02-19-2017 , 12:13 PM
Quote:
Originally Posted by All-In Flynn
I'm trying to get you to unpack exactly what you mean by 'a religion', and what you mean by its being bad. You've pointed to the tenets of Islam, so I point to the tenets of Christianity - specifically, to how cultures under Christianity aren't producing the same results, despite featuring similar tenets. This suggests a slip between the cup of the religious texts and the lip of the cultures they occupy. Theory versus practice, in other words.

You seem happy to agree that on paper, Christianity could produce equally objectionable results. You don't seem interested in considering whether that might mean that in practice, Islam could produce equally acceptable ones. Nor do you seem inclined to consider what the cause of those different results actually is. You seem to just keep bundling theory and practice into this one thing 'Religion' and noting that Islamic 'religions' are giving worse results. On balance, I don't think many ITF are apt to dispute that, so what's the point in endlessly going back to it? Particularly since it's not really addressing what I'm saying to you.
Of course Islam can be the practiced faith of a socially progressive society.

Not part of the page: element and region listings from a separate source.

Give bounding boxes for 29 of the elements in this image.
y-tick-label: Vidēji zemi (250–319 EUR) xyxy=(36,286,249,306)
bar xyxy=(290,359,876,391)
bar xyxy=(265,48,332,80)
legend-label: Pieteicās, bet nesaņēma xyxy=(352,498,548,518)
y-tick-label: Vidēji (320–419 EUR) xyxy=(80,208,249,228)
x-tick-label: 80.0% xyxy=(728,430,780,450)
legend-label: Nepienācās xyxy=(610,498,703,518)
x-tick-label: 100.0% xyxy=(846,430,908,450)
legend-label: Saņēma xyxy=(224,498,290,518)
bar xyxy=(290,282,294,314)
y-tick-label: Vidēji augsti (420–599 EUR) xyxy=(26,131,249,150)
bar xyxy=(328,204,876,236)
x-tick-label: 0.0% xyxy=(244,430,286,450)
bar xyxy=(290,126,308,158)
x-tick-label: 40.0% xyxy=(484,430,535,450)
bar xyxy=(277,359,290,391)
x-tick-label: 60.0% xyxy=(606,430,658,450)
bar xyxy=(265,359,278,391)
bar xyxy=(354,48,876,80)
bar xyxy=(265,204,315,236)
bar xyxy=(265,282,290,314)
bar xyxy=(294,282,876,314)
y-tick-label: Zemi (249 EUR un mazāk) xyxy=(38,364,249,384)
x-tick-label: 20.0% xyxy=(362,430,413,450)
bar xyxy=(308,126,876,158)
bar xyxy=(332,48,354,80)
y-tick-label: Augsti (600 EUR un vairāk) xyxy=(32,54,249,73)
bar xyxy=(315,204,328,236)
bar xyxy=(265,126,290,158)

There was a time the Islamic world was the front runner of scientific progress and in the 70s Iran was a socially forward county. Those are just two examples.

That is not the Islamic world of today.
02-19-2017 , 12:17 PM
Quote:
Originally Posted by Clovis8
Of course Islam can be the practiced faith of a socially progressive society. There was a time the Islamic world was the front runner of scientific progress and in the 70s Iran was a socially forward county. Those are just two examples.

That is not the Islamic world of today.
OK? So what changed? Not something innate to the texts, right? So you can see how it's ambiguous to talk in this way about 'religions' being 'worse' than each other. It's not properly describing reality.
02-19-2017 , 12:18 PM
Quote:
Originally Posted by einbert
I'm an atheist too. There is some pretty horrific stuff in the bible regarding women, that much I do know. I've found that in life you can't judge an entire religion based on the actions of a few. Hell, Evangelical Christianity would have to be judged to be totally morally bankrupt if you looked at who voted for who in the last election. But that doesn't change the fact that there are some Christians out there doing good work helping people, even if I disagree with them on many issues (like abortion, probably.)

There are billions of Muslims in the world, and the vast majority are totally peaceful people that cook food, go to work, go bowling, and take care of their kids.
From studies I read, most experts think there are around 100k radicalized Muslims in the world. That's like .000065 percent of the Muslim population. It's a lot more than the vast majority that are peaceful.
02-19-2017 , 12:24 PM
****

Wow, this is pretty hilarious.


Be careful, I went to this website and had a malware detection alert.

anyways, it is Trumps campaign site being hacked.

Last edited by Mike Haven; 02-19-2017 at 02:43 PM.
02-19-2017 , 12:25 PM
Quote:
Originally Posted by All-In Flynn
OK? So what changed? Not something innate to the texts, right? So you can see how it's ambiguous to talk in this way about 'religions' being 'worse' than each other. It's not properly describing reality.
Agreed and I did stipulate earlier in this discussion that theology is meaningless and only practice counts.